Impulse-steel ball dropped on steel slab

[herbally]

1. Homework Statement

mass of steel ball = 40g = .04 kg
h1 = 2.00 m
h2 = 1.60 m
A steel ball is dropped from height of 2.00 m onto horizontal steel slab, rebounds to height of 1.60m. Calculate impulse of ball during impact.


2. Homework Equations

impulse J = F*dt
J = P2 - P1
K₀ + U₀ + W_other = K_f + U_f

The Attempt at a Solution

I tried to get velocities using conservation of energy in two steps; from drop to impact; from impact to rebound.

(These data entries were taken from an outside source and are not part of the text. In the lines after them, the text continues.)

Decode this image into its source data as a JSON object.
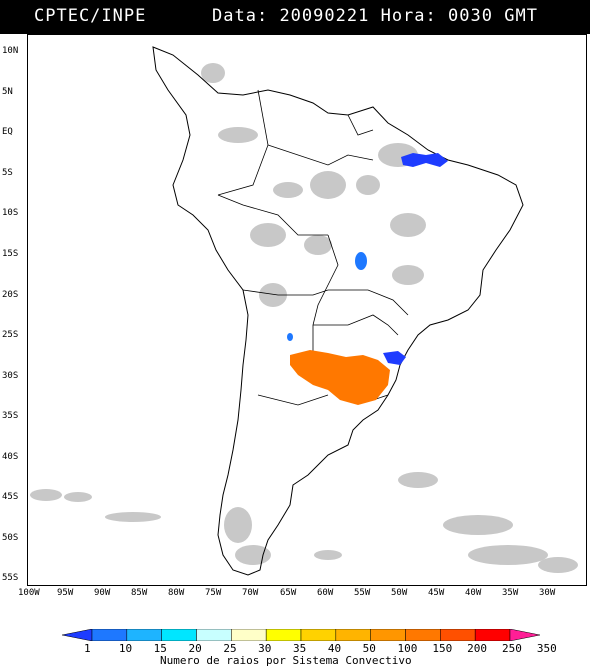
{
  "header": {
    "source": "CPTEC/INPE",
    "data_label": "Data:",
    "date": "20090221",
    "hora_label": "Hora:",
    "time": "0030",
    "tz": "GMT"
  },
  "map": {
    "lat_labels": [
      "10N",
      "5N",
      "EQ",
      "5S",
      "10S",
      "15S",
      "20S",
      "25S",
      "30S",
      "35S",
      "40S",
      "45S",
      "50S",
      "55S"
    ],
    "lon_labels": [
      "100W",
      "95W",
      "90W",
      "85W",
      "80W",
      "75W",
      "70W",
      "65W",
      "60W",
      "55W",
      "50W",
      "45W",
      "40W",
      "35W",
      "30W"
    ],
    "colors": {
      "land_border": "#000000",
      "cloud_gray": "#c8c8c8",
      "lightning_blue": "#1e3cff",
      "lightning_orange": "#ff7800",
      "lightning_light_blue": "#1e78ff"
    }
  },
  "colorbar": {
    "ticks": [
      "1",
      "10",
      "15",
      "20",
      "25",
      "30",
      "35",
      "40",
      "50",
      "100",
      "150",
      "200",
      "250",
      "350"
    ],
    "colors": [
      "#1e3cff",
      "#1e78ff",
      "#1eb4ff",
      "#00e6ff",
      "#c8ffff",
      "#ffffc8",
      "#ffff00",
      "#ffd200",
      "#ffb400",
      "#ff9600",
      "#ff7800",
      "#ff5000",
      "#ff0000",
      "#ff1e96"
    ],
    "title": "Numero de raios por Sistema Convectivo"
  }
}
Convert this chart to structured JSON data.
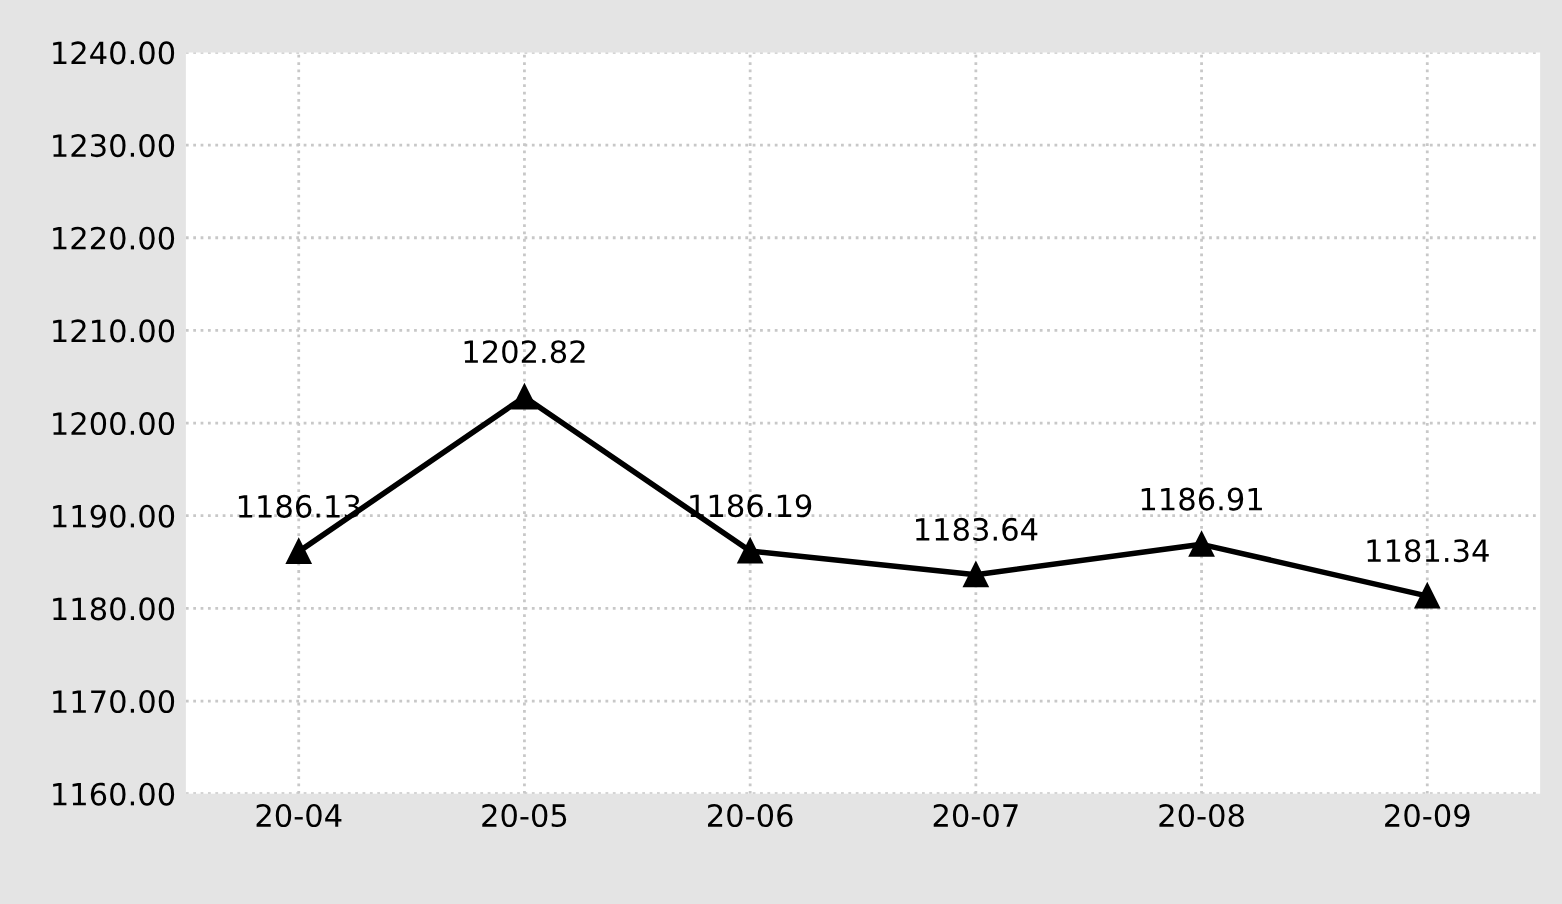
{
  "chart_data": {
    "type": "line",
    "categories": [
      "20-04",
      "20-05",
      "20-06",
      "20-07",
      "20-08",
      "20-09"
    ],
    "series": [
      {
        "color": "#000000",
        "values": [
          1186.13,
          1202.82,
          1186.19,
          1183.64,
          1186.91,
          1181.34
        ]
      }
    ],
    "ylim": [
      1160,
      1240
    ],
    "yticks": [
      {
        "value": 1160,
        "label": "1160.00"
      },
      {
        "value": 1170,
        "label": "1170.00"
      },
      {
        "value": 1180,
        "label": "1180.00"
      },
      {
        "value": 1190,
        "label": "1190.00"
      },
      {
        "value": 1200,
        "label": "1200.00"
      },
      {
        "value": 1210,
        "label": "1210.00"
      },
      {
        "value": 1220,
        "label": "1220.00"
      },
      {
        "value": 1230,
        "label": "1230.00"
      },
      {
        "value": 1240,
        "label": "1240.00"
      }
    ],
    "marker": "triangle",
    "line_style": "solid",
    "grid": true,
    "data_labels": true
  }
}
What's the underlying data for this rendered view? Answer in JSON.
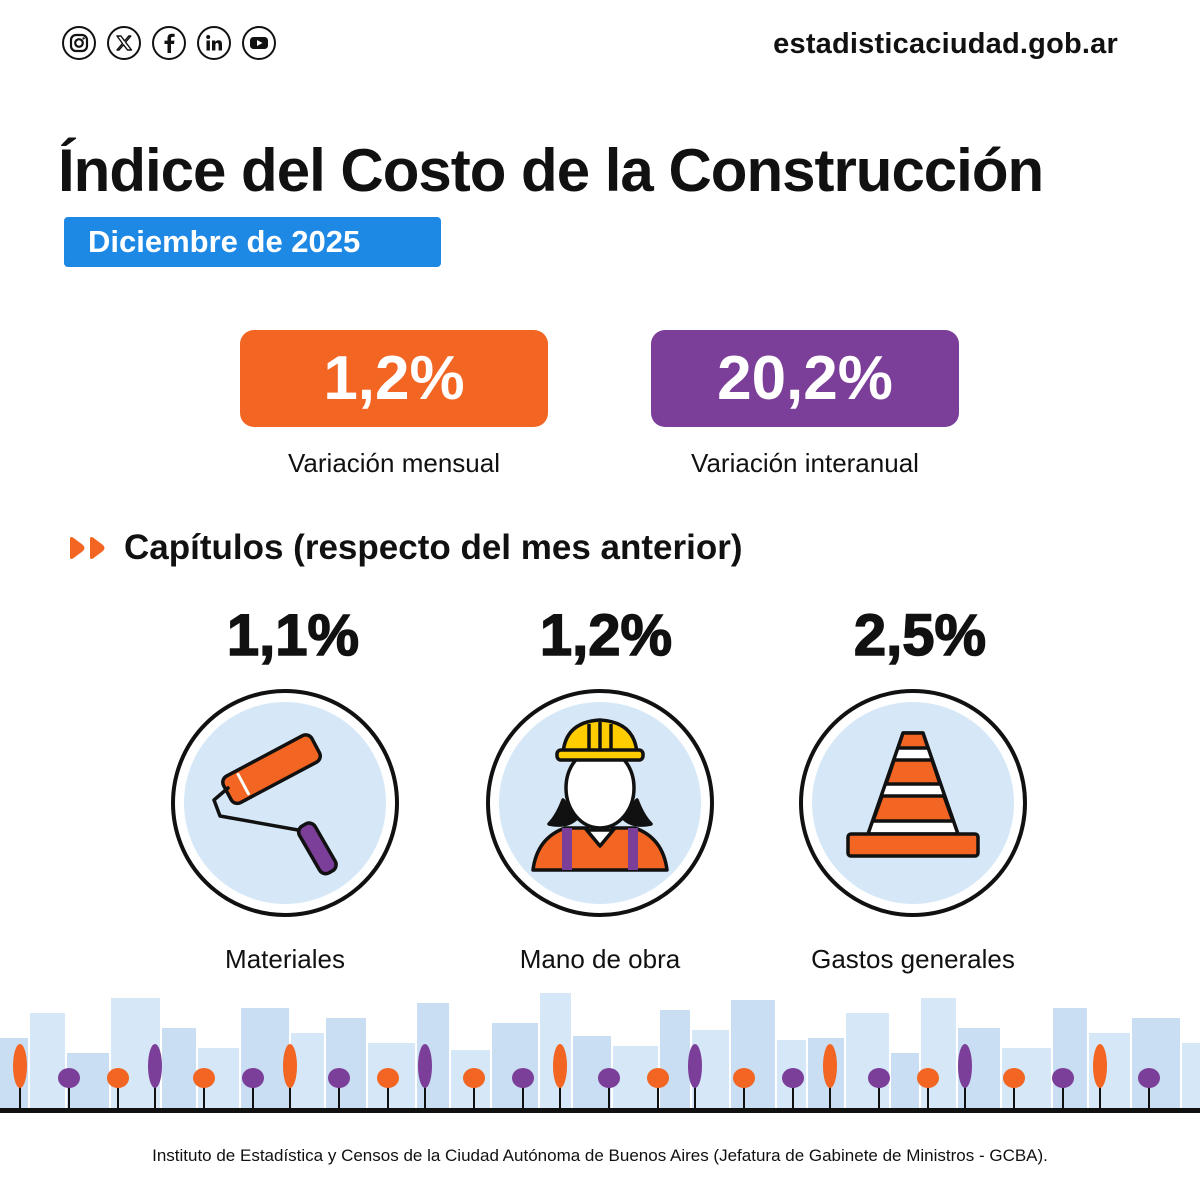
{
  "header": {
    "social_icons": [
      "instagram-icon",
      "x-icon",
      "facebook-icon",
      "linkedin-icon",
      "youtube-icon"
    ],
    "website": "estadisticaciudad.gob.ar"
  },
  "title": "Índice del Costo de la Construcción",
  "date_badge": "Diciembre de 2025",
  "indicators": [
    {
      "value": "1,2%",
      "label": "Variación mensual",
      "color": "#f26522"
    },
    {
      "value": "20,2%",
      "label": "Variación interanual",
      "color": "#7b3f99"
    }
  ],
  "section_title": "Capítulos (respecto del mes anterior)",
  "chapters": [
    {
      "value": "1,1%",
      "label": "Materiales",
      "icon": "paint-roller-icon"
    },
    {
      "value": "1,2%",
      "label": "Mano de obra",
      "icon": "construction-worker-icon"
    },
    {
      "value": "2,5%",
      "label": "Gastos generales",
      "icon": "traffic-cone-icon"
    }
  ],
  "colors": {
    "accent_blue": "#1e88e5",
    "orange": "#f26522",
    "purple": "#7b3f99",
    "light_blue": "#d6e8f8"
  },
  "footer": "Instituto de Estadística y Censos de la Ciudad Autónoma de Buenos Aires (Jefatura de Gabinete de Ministros - GCBA)."
}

.04kg(9.8m/s²)(2m) = 1/2(.04kg)v²
v = 6.26m/s

1/2(.04kg)v² = .04kg(9.8m/s²)(1.6m)
v = 5.6m/s

then I used ΔP = .04kg(5.6m/s - 6.26m/s) = -.0264

Book shows answer to be .47N*s

Not sure where I'm botching this up. Any help is appreciated.

 

[TSny]

Hi, Herbally. This is a common problem that is easy to slip up on. Remember that momentum and velocity are vector quantities (with direction). If you take upward as the positive direction, then what is the sign of the initial velocity (momentum) just before the collision?

 

[herbally]

Naturally the initial velocity is negative. I'm failing to see the correlation. Then again, I've been doing physics for about 3 hours straight so all the numbers are beginning to run together.

Perhaps another nudge? Thanks.

 

[herbally]

WOW. NM. I'm rum-dumb at this point. I got it. Thanks a ton.

 

[TSny]

OK. So, the initial velocity is -6.26 m/s. You will have to subtract this negative number from 5.6 m/s. What is 5.6-(-6.26)? [Edit: I see you got it! Great!]